Ziidi Trader builds directly on this success, aiming to replicate the MMF’s rapid adoption.
The Mechanics: From Board Lots to Single Shares
Structural reforms underpinning Ziidi Trader make investing more accessible than ever:
| Feature | Old System (pre-2025) | New “Ziidi” Model (2026) |
|---|---|---|
| Minimum trade | 100 shares | 1 share |
| Onboarding | Physical forms/broker visit | Instant digital KYC via M-Pesa |
| Settlement | T+3 | Same-day/near-instant |
| Account structure | Individual CDS account | Omnibus digital wallet |
These changes lower ticket sizes, compress settlement risk, and align equity trading with mobile‑first behaviour.

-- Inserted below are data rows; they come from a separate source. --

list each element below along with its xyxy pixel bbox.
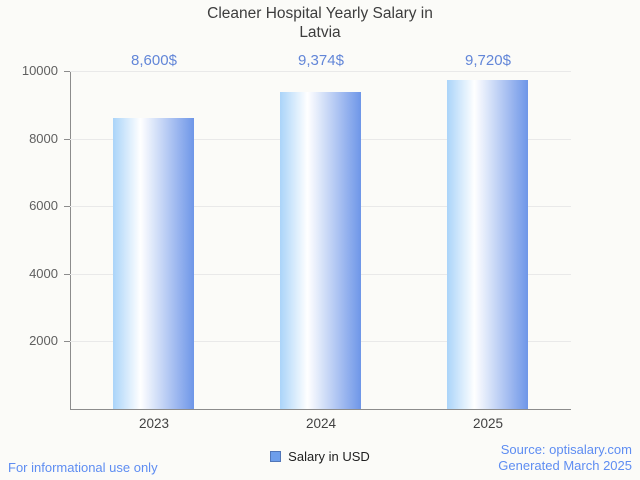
y-axis-tick — [64, 341, 70, 343]
y-axis-tick-label: 6000 — [29, 198, 58, 214]
generated-line: Generated March 2025 — [498, 458, 632, 473]
chart-title: Cleaner Hospital Yearly Salary in Latvia — [207, 5, 433, 41]
legend-marker-icon — [270, 451, 282, 462]
y-axis-tick — [64, 206, 70, 208]
y-axis-line — [70, 71, 71, 409]
plot-area — [70, 71, 571, 410]
y-axis-tick — [64, 71, 70, 72]
x-axis-category-label: 2023 — [138, 416, 170, 431]
y-axis-tick — [64, 138, 70, 140]
x-axis-category-label: 2025 — [472, 416, 504, 431]
y-axis-tick — [64, 273, 70, 275]
bar-value-label: 8,600$ — [131, 52, 177, 69]
gridline — [70, 71, 571, 72]
bar-2023 — [113, 118, 194, 409]
disclaimer-text: For informational use only — [8, 460, 158, 475]
legend-label: Salary in USD — [288, 449, 370, 464]
source-text: Source: optisalary.com Generated March 2… — [498, 442, 632, 474]
x-axis-line — [70, 409, 571, 410]
y-axis-tick-label: 8000 — [29, 130, 58, 146]
bar-value-label: 9,720$ — [465, 52, 511, 69]
y-axis-tick-label: 10000 — [21, 63, 58, 78]
source-line: Source: optisalary.com — [500, 442, 632, 457]
bar-2025 — [447, 80, 528, 409]
bar-value-label: 9,374$ — [298, 52, 344, 69]
legend: Salary in USD — [0, 449, 640, 464]
x-axis-category-label: 2024 — [305, 416, 337, 431]
y-axis-tick-label: 2000 — [29, 333, 58, 349]
y-axis-tick-label: 4000 — [29, 265, 58, 281]
bar-2024 — [280, 92, 361, 409]
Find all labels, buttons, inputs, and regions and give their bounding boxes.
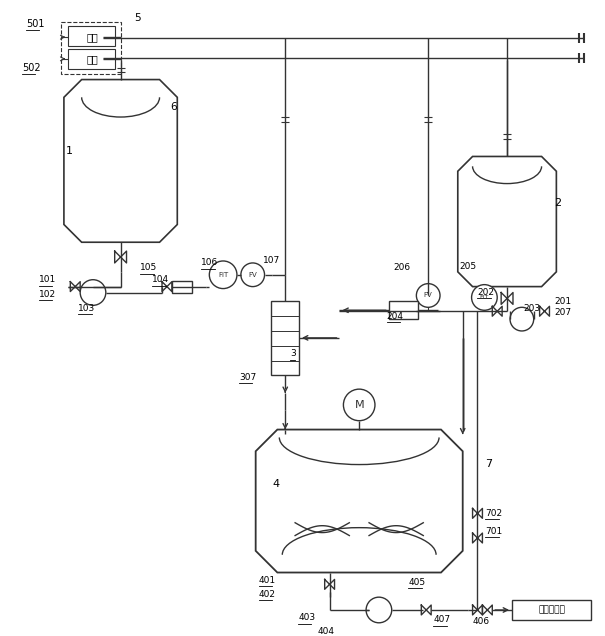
- Text: FV: FV: [424, 293, 433, 298]
- Circle shape: [510, 307, 534, 331]
- Text: 406: 406: [473, 618, 489, 626]
- Text: 205: 205: [460, 263, 477, 272]
- Circle shape: [80, 280, 106, 305]
- Text: FIT: FIT: [480, 295, 489, 300]
- Text: 404: 404: [318, 627, 335, 636]
- Text: 1: 1: [65, 146, 73, 156]
- Polygon shape: [256, 429, 463, 572]
- Text: 202: 202: [477, 288, 494, 297]
- Bar: [172, 280, 192, 293]
- Text: 501: 501: [26, 19, 44, 29]
- Text: 2: 2: [554, 198, 561, 208]
- Circle shape: [366, 597, 391, 623]
- Text: 4: 4: [272, 479, 280, 489]
- Circle shape: [344, 389, 375, 420]
- Text: 701: 701: [485, 527, 503, 536]
- Text: FV: FV: [248, 272, 257, 278]
- Circle shape: [209, 261, 237, 289]
- Text: FIT: FIT: [218, 272, 228, 278]
- Text: 104: 104: [152, 275, 169, 284]
- Bar: [389, 301, 418, 319]
- Circle shape: [416, 284, 440, 307]
- Bar: [512, 600, 591, 620]
- Text: 6: 6: [170, 102, 177, 112]
- Polygon shape: [458, 156, 557, 287]
- Text: 氮气: 氮气: [86, 32, 98, 42]
- Text: M: M: [355, 400, 364, 410]
- Text: 废气: 废气: [86, 54, 98, 64]
- Text: 103: 103: [78, 304, 96, 313]
- Text: 204: 204: [387, 312, 404, 321]
- Text: 106: 106: [201, 258, 218, 268]
- Text: 401: 401: [258, 576, 276, 585]
- Text: 201: 201: [554, 297, 572, 306]
- Text: 702: 702: [485, 509, 503, 518]
- Bar: [68, 49, 115, 69]
- Text: 402: 402: [258, 590, 276, 598]
- Text: 101: 101: [39, 275, 56, 284]
- Polygon shape: [64, 80, 177, 242]
- Text: 7: 7: [485, 459, 492, 469]
- Text: 5: 5: [134, 13, 141, 24]
- Text: 206: 206: [394, 263, 411, 272]
- Circle shape: [471, 285, 497, 310]
- Bar: [68, 26, 115, 46]
- Text: 403: 403: [298, 613, 315, 623]
- Text: 502: 502: [22, 63, 41, 73]
- Text: 407: 407: [433, 616, 450, 625]
- Text: 102: 102: [39, 290, 56, 299]
- Text: 下一道工序: 下一道工序: [538, 605, 565, 614]
- Text: 105: 105: [140, 263, 157, 272]
- Text: 207: 207: [554, 308, 572, 317]
- Text: 405: 405: [408, 578, 425, 587]
- Text: 3: 3: [290, 349, 296, 358]
- Text: 307: 307: [239, 373, 256, 382]
- Text: 107: 107: [263, 256, 280, 265]
- Bar: [62, 22, 120, 74]
- Circle shape: [241, 263, 264, 287]
- Text: 203: 203: [524, 304, 541, 313]
- Bar: [272, 301, 299, 375]
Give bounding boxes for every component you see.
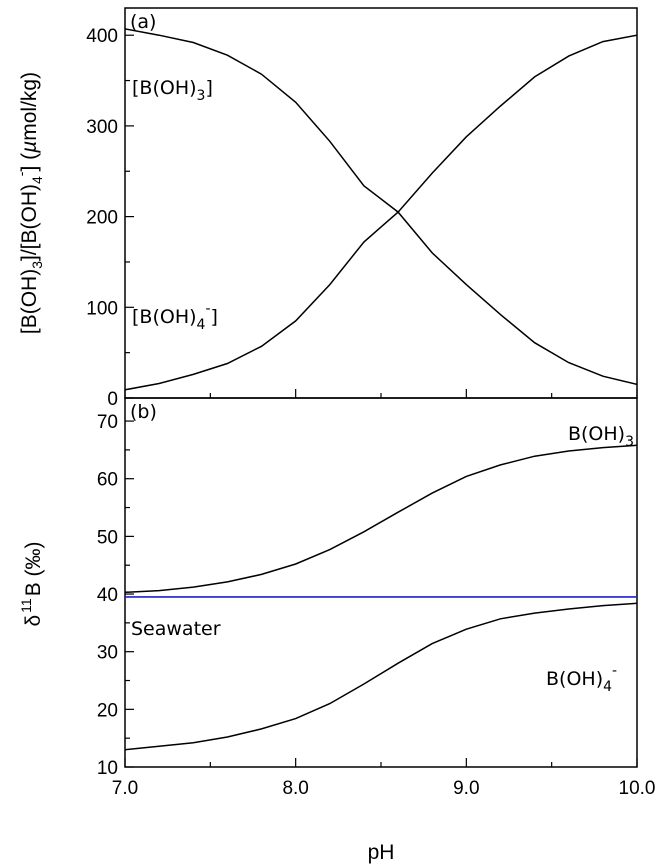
y-tick-label-b: 30 bbox=[97, 643, 118, 664]
panel-b: 10 20 30 40 50 60 70 7.0 8.0 9.0 10.0 (b) Seawater… bbox=[18, 397, 656, 864]
x-axis-label: pH bbox=[368, 841, 395, 864]
panel-a-label: (a) bbox=[130, 11, 156, 33]
y-tick-label-b: 50 bbox=[97, 527, 118, 548]
panel-b-series bbox=[124, 444, 638, 751]
y-tick-label-a: 100 bbox=[86, 298, 118, 319]
annotation-boh4-b: B(OH)4- bbox=[546, 663, 617, 695]
panel-b-ticks bbox=[124, 420, 638, 768]
annotation-boh4-a: [B(OH)4-] bbox=[132, 301, 218, 333]
series-line-b-1 bbox=[124, 602, 638, 751]
y-tick-label-a: 300 bbox=[86, 117, 118, 138]
x-tick-label: 9.0 bbox=[453, 778, 479, 799]
annotation-boh3-b: B(OH)3 bbox=[568, 423, 634, 450]
panel-b-tick-labels: 10 20 30 40 50 60 70 7.0 8.0 9.0 10.0 bbox=[97, 412, 656, 799]
panel-a-ylabel: [B(OH)3]/[B(OH)4-] (µmol/kg) bbox=[13, 72, 45, 334]
panel-a-ticks bbox=[124, 34, 638, 399]
series-line-a-1 bbox=[124, 34, 638, 391]
y-tick-label-b: 70 bbox=[97, 412, 118, 433]
panel-a-tick-labels: 0 100 200 300 400 bbox=[86, 26, 118, 410]
seawater-label: Seawater bbox=[131, 618, 221, 640]
panel-a-frame bbox=[124, 7, 638, 399]
y-tick-label-b: 40 bbox=[97, 585, 118, 606]
y-tick-label-a: 0 bbox=[107, 389, 118, 410]
y-tick-label-a: 200 bbox=[86, 208, 118, 229]
y-tick-label-b: 10 bbox=[97, 758, 118, 779]
series-line-b-0 bbox=[124, 444, 638, 594]
x-tick-label: 8.0 bbox=[282, 778, 308, 799]
series-line-a-0 bbox=[124, 28, 638, 386]
panel-a-series bbox=[124, 28, 638, 391]
x-tick-label: 10.0 bbox=[619, 778, 656, 799]
panel-b-ylabel: δ11B (‰) bbox=[18, 541, 45, 626]
panel-a: 0 100 200 300 400 (a) [B(OH)3] [B(OH)4-] [B(… bbox=[13, 7, 638, 410]
panel-b-frame bbox=[124, 397, 638, 768]
annotation-boh3-a: [B(OH)3] bbox=[132, 77, 213, 104]
y-tick-label-a: 400 bbox=[86, 26, 118, 47]
y-tick-label-b: 20 bbox=[97, 700, 118, 721]
y-tick-label-b: 60 bbox=[97, 470, 118, 491]
x-tick-label: 7.0 bbox=[112, 778, 138, 799]
panel-b-label: (b) bbox=[130, 401, 157, 423]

Regulatory Tensions and Broker Concerns
The initiative has not been without controversy. Earlier this year, stockbrokers accused the NSE of trying to cut them out entirely, even calling for Mwiti’s removal in June.
The omnibus account structure addresses some of those concerns by keeping licensed intermediaries involved, not as gatekeepers.
Safaricom’s Fintech Premium
For Safaricom, Ziidi Trader opens another revenue stream beyond person‑to‑person transfers:
- The company earned KES 100 million from the Ziidi MMF (0.6% of the fund’s asset base).
- Financial services already represent 5.2% of M-PESA revenues, KES 4.6 billion in the six months ending September 2025, up 13.9% year‑on‑year.
- Safaricom’s shares have gained 65.4% year‑to‑date, reflecting a “fintech premium” as investors value it beyond its telco status.
Why This Matters for Africa’s Capital Markets
Kenya’s experiment offers a potential template for other mobile‑money‑dominant markets:
- Ghana, where mobile money penetration far exceeds brokerage reach.
- Tanzania and Uganda, which share similar telco‑led ecosystems but shallow equity participation.
If successful, Ziidi Trader reframes capital market deepening not as a broker‑led or bank‑led challenge, but as a payments‑led distribution problem. Exchanges align with the rails that already intermediate everyday financial life.